Courtesy of Christocentric Press

Editor’s Note: There are not many Kwanzaa movies that have been widely released. Therefore, “The Black Candle” has become the staple feature for the holiday. Dubbed ‘The Kwanzaa Movie’ by many, the movie is a documentary film that examines the holiday in-depth. Below is a review of the film by Carlotta Morrow, originally published on December 23, 2010 on her blog, Christocentric Press.

There were both positive and negative elements from M. K. Asante Jr.’s production of “The Black Candle,” a movie that highlights the seven-day Afrocentric celebration of Kwanzaa, an event that proposes to honor the black culture of yesterday, today and tomorrow.

The movie has its share of well known people: narrated by Maya Angelou, appearances by Asante’s father, Molefi Asante also known as the father of Afrocentricity, ex-football star and actor Jim Brown, Chuck D and Stic man of rap groups Public Enemy and Dead Prez, respectively. And also clips from the creator of Kwanzaa himself, Maulana Karenga.

But most of the interviews are of everyday people, beginning with a question being asked to many if they know about Kwanzaa and with most showing that they don’t know anything about it. The movie progresses showing the pains resulting from the past with subjects such as racism, loss of cultural identity, lack of black history in schools and more.


The name of the movie is taken from the black candle of the Kwanzaa ceremony. That is the candle that represents black people and is the middle candle of seven, also representing the seven principles of Kwanzaa called the Nguzo Saba in Swahili.

Some of the positives of the movie were the showing of families coming together. There appeared a special time of gathering for the families during the Kwanzaa celebration. Showing a little about black history was also a positive, as much of black history is left out in schools. The illustration of the famous black/white doll test was always riveting no matter how many times that is repeated. This is where a black child is asked to pick out the “good” doll and the black child usually selects the white doll viewing the color black as “bad.”

Now for some of the negatives: Although using some very interesting clippings of the past (Katrina, free Mumia, the Jenna six), the author ignores the history behind Kwanzaa. The movie even starts off by incorrectly calling Kwanzaa an “African Celebration.” Even the creator of Kwanzaa stresses that Kwanzaa is an African American celebration inspired by African first fruit harvests and celebrations.
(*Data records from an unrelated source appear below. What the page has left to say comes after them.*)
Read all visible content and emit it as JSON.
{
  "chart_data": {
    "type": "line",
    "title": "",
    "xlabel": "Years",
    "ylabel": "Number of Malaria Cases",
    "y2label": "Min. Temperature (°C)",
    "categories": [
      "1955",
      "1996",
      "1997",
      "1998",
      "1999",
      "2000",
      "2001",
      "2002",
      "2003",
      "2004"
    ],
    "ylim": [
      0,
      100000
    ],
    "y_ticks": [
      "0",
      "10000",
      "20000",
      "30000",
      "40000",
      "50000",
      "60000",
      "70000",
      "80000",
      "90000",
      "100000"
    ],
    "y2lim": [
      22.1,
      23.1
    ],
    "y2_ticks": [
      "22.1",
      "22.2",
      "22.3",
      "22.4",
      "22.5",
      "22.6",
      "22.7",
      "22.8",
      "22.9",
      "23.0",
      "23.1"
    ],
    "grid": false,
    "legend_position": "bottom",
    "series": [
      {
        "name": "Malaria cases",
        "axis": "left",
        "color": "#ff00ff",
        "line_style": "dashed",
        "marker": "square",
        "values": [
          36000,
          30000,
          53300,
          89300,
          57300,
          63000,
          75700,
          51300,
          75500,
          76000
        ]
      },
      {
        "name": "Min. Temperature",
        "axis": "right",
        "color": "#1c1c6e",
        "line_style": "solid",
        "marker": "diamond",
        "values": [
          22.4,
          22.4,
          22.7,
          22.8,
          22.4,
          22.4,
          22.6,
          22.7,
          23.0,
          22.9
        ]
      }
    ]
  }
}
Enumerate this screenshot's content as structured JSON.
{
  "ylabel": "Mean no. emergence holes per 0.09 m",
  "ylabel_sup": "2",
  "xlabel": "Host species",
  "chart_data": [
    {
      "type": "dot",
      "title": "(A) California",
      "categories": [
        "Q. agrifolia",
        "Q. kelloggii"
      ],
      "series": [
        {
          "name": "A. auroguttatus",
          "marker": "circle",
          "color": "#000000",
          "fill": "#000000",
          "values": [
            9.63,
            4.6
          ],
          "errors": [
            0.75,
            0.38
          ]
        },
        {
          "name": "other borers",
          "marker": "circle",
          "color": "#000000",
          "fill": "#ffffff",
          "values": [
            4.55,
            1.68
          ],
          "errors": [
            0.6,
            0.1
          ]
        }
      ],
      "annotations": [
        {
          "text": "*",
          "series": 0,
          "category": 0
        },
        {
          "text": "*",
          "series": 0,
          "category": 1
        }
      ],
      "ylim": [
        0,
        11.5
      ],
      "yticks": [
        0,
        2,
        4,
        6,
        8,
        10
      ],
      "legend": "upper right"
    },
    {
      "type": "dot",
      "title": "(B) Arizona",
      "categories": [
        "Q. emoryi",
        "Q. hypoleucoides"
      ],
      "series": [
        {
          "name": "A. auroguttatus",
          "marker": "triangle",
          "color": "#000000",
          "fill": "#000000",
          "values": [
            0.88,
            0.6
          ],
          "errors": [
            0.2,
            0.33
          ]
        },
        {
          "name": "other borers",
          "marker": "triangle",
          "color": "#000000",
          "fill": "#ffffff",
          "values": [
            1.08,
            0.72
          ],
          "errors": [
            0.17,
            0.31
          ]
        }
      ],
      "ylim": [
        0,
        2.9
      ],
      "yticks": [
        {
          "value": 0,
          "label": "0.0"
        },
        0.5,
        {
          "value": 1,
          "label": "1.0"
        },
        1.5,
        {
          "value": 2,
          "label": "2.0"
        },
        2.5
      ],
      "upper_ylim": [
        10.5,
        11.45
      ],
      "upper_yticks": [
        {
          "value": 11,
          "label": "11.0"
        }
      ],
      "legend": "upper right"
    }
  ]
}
Another questionable statement was when it was said that African Americans embrace Kwanzaa because of their feelings of homelessness. Because we are supposedly looking for a home, we needed Kwanzaa. In Kwanzaa we embrace our “home” Africa.

Although (the holiday is) considered non-religious, Karenga considers Kwanzaa sacred when he said in the movie: “Kwanzaa insists on us facing our Africanness, appreciating it and raising it to the level of sacred observance.”

A reporter is heard in the background at one point in the movie describing Kwanzaa as being “not a religious observance or an alternative to Christmas.” That is a direct contradiction to what

Karenga has written in his books: that he created Kwanzaa to be an alternative to what he considered holidays created by the white man. (Kwanzaa: Origins, concepts practice, 1977, pg 21). SOME IRONY

The most striking part of the movie to me was rapper Chuck D of Public Enemy talking about the negative images of black people being made positive through Kwanzaa. This man is still a rapper with music characterized by guns, black radicalism and profanity. His form of rap is by far not considered positive at all, a point that was somehow forgotten in the production of this movie.

It was disturbing to see the movie use the likes of Chuck D and ‘’ from the rap group Dead Prez. But what both men have in common is their black nationalism and activism, a trait that runs commonly through the movie. THE PURPOSE

The Black Candle was a movie all about uniting black people to regain a lost culture through the celebration of Kwanzaa and the practicing of all of its seven principles. Although the last principle, faith, was talked about in depth, only the little blurb at the end mentioned a faith in a “creator” but in the same sentence as faith in ones selves, parents, grandparents and community. The movie seemed to go to great lengths not to mention the name “God,” although talking about faith and a way of life to be practiced daily.